Alan is convinced that his experiences pale by comparison to his Irish ancestors' arrival in the US and his macho father's heroics in the Second World War. The King's embryonic city appeals to Alan's longing to be present "at the beginning of something", to enact part of the pioneering that's enshrined in American mythology. But his inconsistencies limit the reader's sympathy: Alan is incapable of imagining any alternative socio-economic system to the one that's ruining him, and he lacks interests. Boredom is "at once exasperating and alluring", so why doesn't he read a book? Does Eggers believe that to have his character do so would be unrealistic?

Beneath Alan's unimaginativeness, one senses the author's self-conscious compulsion to remind his readers of their minority status, to honour a reality, at once grinding and abstract, that prevails beyond the page. This patriotic novel confronts America's industrial decline, but its pertinence also threatens to prevent it from becoming more than a symptom of the stagnancy that it describes.

Alan's yearning for action and approval lead him into recklessness which jeopardises his burgeoning friendship with Yousef. There's potential for a fulfilling relationship with Zahra, whose affection for Alan borders on inexplicable, but, although he kisses her while they're swimming underwater, he rejects her later. This might be rooted in a despicable line that he quotes from his ex-wife: "I don't want to have sex that someone wouldn't watch."

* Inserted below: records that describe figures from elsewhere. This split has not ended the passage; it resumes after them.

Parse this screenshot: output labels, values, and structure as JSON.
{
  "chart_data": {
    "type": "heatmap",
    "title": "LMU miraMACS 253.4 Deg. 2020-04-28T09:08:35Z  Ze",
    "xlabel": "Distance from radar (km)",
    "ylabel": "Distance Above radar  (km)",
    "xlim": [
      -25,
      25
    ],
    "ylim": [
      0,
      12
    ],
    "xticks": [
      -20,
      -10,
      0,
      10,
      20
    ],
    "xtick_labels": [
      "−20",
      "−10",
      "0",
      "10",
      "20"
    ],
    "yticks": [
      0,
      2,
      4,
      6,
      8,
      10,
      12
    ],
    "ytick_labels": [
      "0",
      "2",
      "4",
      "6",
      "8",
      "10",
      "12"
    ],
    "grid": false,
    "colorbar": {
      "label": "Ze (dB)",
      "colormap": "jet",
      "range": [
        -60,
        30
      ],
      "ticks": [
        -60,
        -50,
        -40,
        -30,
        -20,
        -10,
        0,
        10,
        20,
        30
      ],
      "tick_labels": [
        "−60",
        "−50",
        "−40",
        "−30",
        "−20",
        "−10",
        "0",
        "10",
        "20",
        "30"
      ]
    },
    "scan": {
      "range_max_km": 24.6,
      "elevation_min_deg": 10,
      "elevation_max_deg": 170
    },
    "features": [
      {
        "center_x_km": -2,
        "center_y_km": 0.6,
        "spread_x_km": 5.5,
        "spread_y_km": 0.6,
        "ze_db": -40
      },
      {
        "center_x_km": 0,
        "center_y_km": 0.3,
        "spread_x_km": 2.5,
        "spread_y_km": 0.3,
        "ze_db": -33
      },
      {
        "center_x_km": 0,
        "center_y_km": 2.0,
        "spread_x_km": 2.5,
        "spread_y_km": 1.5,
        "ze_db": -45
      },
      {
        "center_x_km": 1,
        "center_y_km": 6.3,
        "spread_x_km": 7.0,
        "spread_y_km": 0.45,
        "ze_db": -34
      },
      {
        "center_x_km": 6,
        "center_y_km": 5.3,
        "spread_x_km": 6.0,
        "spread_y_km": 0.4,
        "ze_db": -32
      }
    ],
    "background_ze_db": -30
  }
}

Perhaps he shares her lack of self-respect, but his ex's words echo Alan's response to news of the 2010 Gulf Coast oil leak: "Just end it, please. Everyone's watching." Even the most personal anxieties of the man who's pedalling an illusion are reflected in the wider world. Alan disappoints friends, hurts women and is a lousy businessman, but to his daughter he remains whole. "I'm the eye in the sky … I can see where you started and where you're going and it looks perfectly fine from up here," he writes to her. His siddiqi-soaked letters might be implausibly eloquent but they show a wise, sensitive parent.

It's fitting that a novel which eschews easy solutions borrows its epigraph from Samuel Beckett: "It is not every day that we are needed." Beckett, like Alan, knew about waiting for somebody who might never arrive. Unlike Eggers and his protagonist, he was uninitiated in the consolations of fatherhood.